You incur "Data Processed" costs for the amount of data that Atlas Data Lake processes to return results for your queries in addition to the "Data Returned" cost for the amount of data that Atlas Data Lake returns. For example, for a 10 GB file, you incur the following "Data Processed" cost in addition to the "Data Returned" cost:
- If you have no partitions, Atlas Data Lake reads the entire file to return results for the query. Therefore, you incur 10 GB of "Data Processed" cost.
- If you have 10 partitions of 1 GB each, Atlas Data Lake targets and reads a single partition. Therefore, you incur 1 GB of "Data Processed" cost.
Querying Data in Your Atlas Cluster
If you query a collection in Atlas Data Lake that is mapped to only one Atlas collection, Atlas Data Lake acts as a proxy and forwards your query to Atlas. When acting as a proxy, Atlas Data Lake doesn't scan data into its virtual collection to proces the query thus improving performance and reducing cost. This optimization is not available for queries on Atlas Data Lake collections that are mapped to multiple Atlas collections.
Consider the following Data Lake storage configuration:
{ "stores" : [ { "name" : "atlas-store", "provider": "atlas", "clusterName": "myCluster", "projectId": "5e2211c17a3e5a48f5497de3" } ], "databases" : [ { "name" : "atlas-db", "collections" : [ { "name" : "foo", "dataSources" : [ { "storeName" : "atlas-store", "database" : "myFooData", "collection" : "foo" } ] }, { "name" : "barbaz", "dataSources" : [ { "storeName" : "atlas-store", "database" : "myBarData", "collection" : "bar" }, { "storeName" : "atlas-store", "database" : "myBazData", "collection" : "baz" } ] } ] } ] }
For the above storage configuration, Atlas Data Lake acts as a proxy for
queries on foo
collection and forwards the queries to Atlas.
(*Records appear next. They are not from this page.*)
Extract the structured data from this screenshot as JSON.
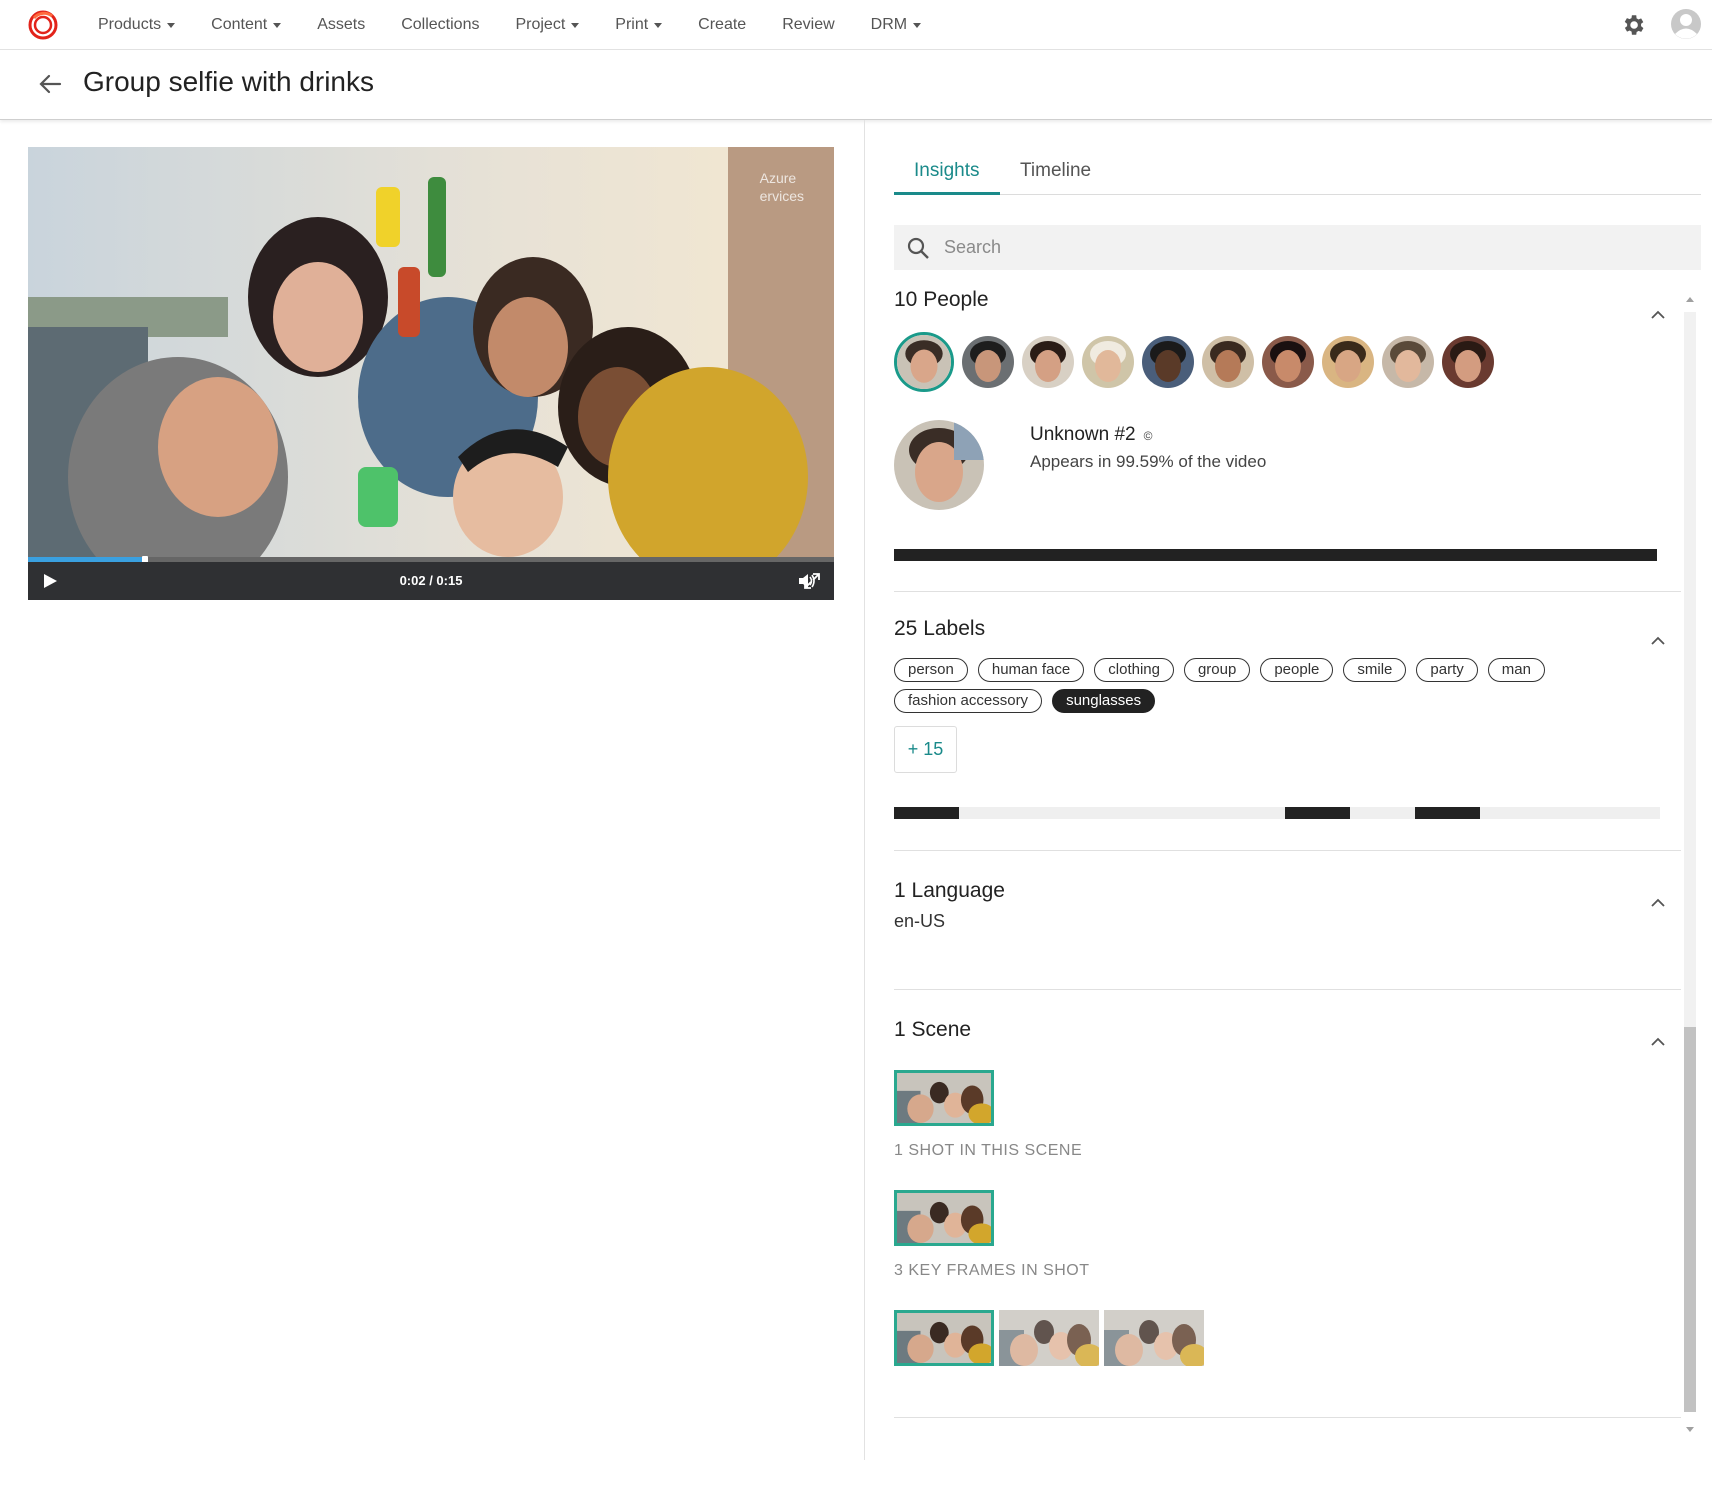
{
  "nav": {
    "items": [
      {
        "label": "Products",
        "dropdown": true
      },
      {
        "label": "Content",
        "dropdown": true
      },
      {
        "label": "Assets",
        "dropdown": false
      },
      {
        "label": "Collections",
        "dropdown": false
      },
      {
        "label": "Project",
        "dropdown": true
      },
      {
        "label": "Print",
        "dropdown": true
      },
      {
        "label": "Create",
        "dropdown": false
      },
      {
        "label": "Review",
        "dropdown": false
      },
      {
        "label": "DRM",
        "dropdown": true
      }
    ],
    "icons": [
      "logo-icon",
      "gear-icon",
      "user-avatar-icon"
    ],
    "brand_color": "#e2231a"
  },
  "header": {
    "title": "Group selfie with drinks",
    "back_icon": "arrow-left-icon"
  },
  "video": {
    "watermark_line1": "Azure",
    "watermark_line2": "ervices",
    "time": "0:02 / 0:15",
    "progress_fraction": 0.145,
    "icons": [
      "play-icon",
      "volume-icon",
      "fullscreen-icon"
    ]
  },
  "tabs": [
    {
      "label": "Insights",
      "active": true
    },
    {
      "label": "Timeline",
      "active": false
    }
  ],
  "search": {
    "placeholder": "Search",
    "value": ""
  },
  "people": {
    "title": "10 People",
    "count": 10,
    "selected_index": 0,
    "selected": {
      "name": "Unknown #2",
      "appears": "Appears in 99.59% of the video",
      "coverage_fraction": 0.9959
    }
  },
  "labels": {
    "title": "25 Labels",
    "chips": [
      {
        "text": "person",
        "selected": false
      },
      {
        "text": "human face",
        "selected": false
      },
      {
        "text": "clothing",
        "selected": false
      },
      {
        "text": "group",
        "selected": false
      },
      {
        "text": "people",
        "selected": false
      },
      {
        "text": "smile",
        "selected": false
      },
      {
        "text": "party",
        "selected": false
      },
      {
        "text": "man",
        "selected": false
      },
      {
        "text": "fashion accessory",
        "selected": false
      },
      {
        "text": "sunglasses",
        "selected": true
      }
    ],
    "more": "+ 15",
    "timeline_segments": [
      {
        "start": 0.0,
        "end": 0.085
      },
      {
        "start": 0.51,
        "end": 0.595
      },
      {
        "start": 0.68,
        "end": 0.765
      }
    ]
  },
  "language": {
    "title": "1 Language",
    "value": "en-US"
  },
  "scene": {
    "title": "1 Scene",
    "shots_caption": "1 SHOT IN THIS SCENE",
    "keyframes_caption": "3 KEY FRAMES IN SHOT",
    "keyframe_count": 3
  },
  "colors": {
    "accent": "#1a8a8a",
    "selection_border": "#2aa88f"
  }
}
This performance and cost optimization is not available for queries
on barbaz
collection because barbaz
is mapped to multiple
Atlas collections.
You can also save your query results in your Atlas cluster using
$out
to Atlas.
If you successfully create or update a document in your collection on the Atlas cluster, Data Lake returns the latest version of that document for any subsequent read requests and all list operations of the collection also reflect the changes. If your query contains multiple stages, each stage receives the most recent data available from the data store as that stage is processed.
Querying Data at a HTTP or HTTPS URL
The support for HTTP data stores is available as a Beta feature. The feature and the corresponding documentation may change at any time during the Beta stage.
Data Lake also creates one partition for each URL in your collection. When you connect to your Data Lake and run queries, Data Lake processes your queries against the data and returns the query results.
Running Federated Queries
You can use Atlas Data Lake to query and analyze a unified view of data in your Atlas cluster, S3 bucket, and at your HTTP URL. For federated queries, your Data Lake storage configuration must contain the settings that define:
- Your S3, Atlas, and HTTP data stores.
- Data Lake virtual databases and collections that map to your S3, Atlas, and HTTP data stores.
You can create or update your Data Lake storage configuration using the Visual Editor or the JSON Editor. For more information, see Deploy a Data Lake for an Atlas Cluster Data Store.
When you connect to your Data Lake and run federated queries, Data Lake combines data from your Atlas cluster, S3 bucket, and HTTP store in virtual databases and collections and returns a union of data in the results.
Troubleshooting
Error: We are currently experiencing increased query processing wait times for Atlas Data Lake. Our Engineering team is investigating. Normal service will resume shortly, please try again.
Atlas Data Lake returns this error only when Atlas Data Lake can't execute queries because of resource contention. We recommend that you run your queries again.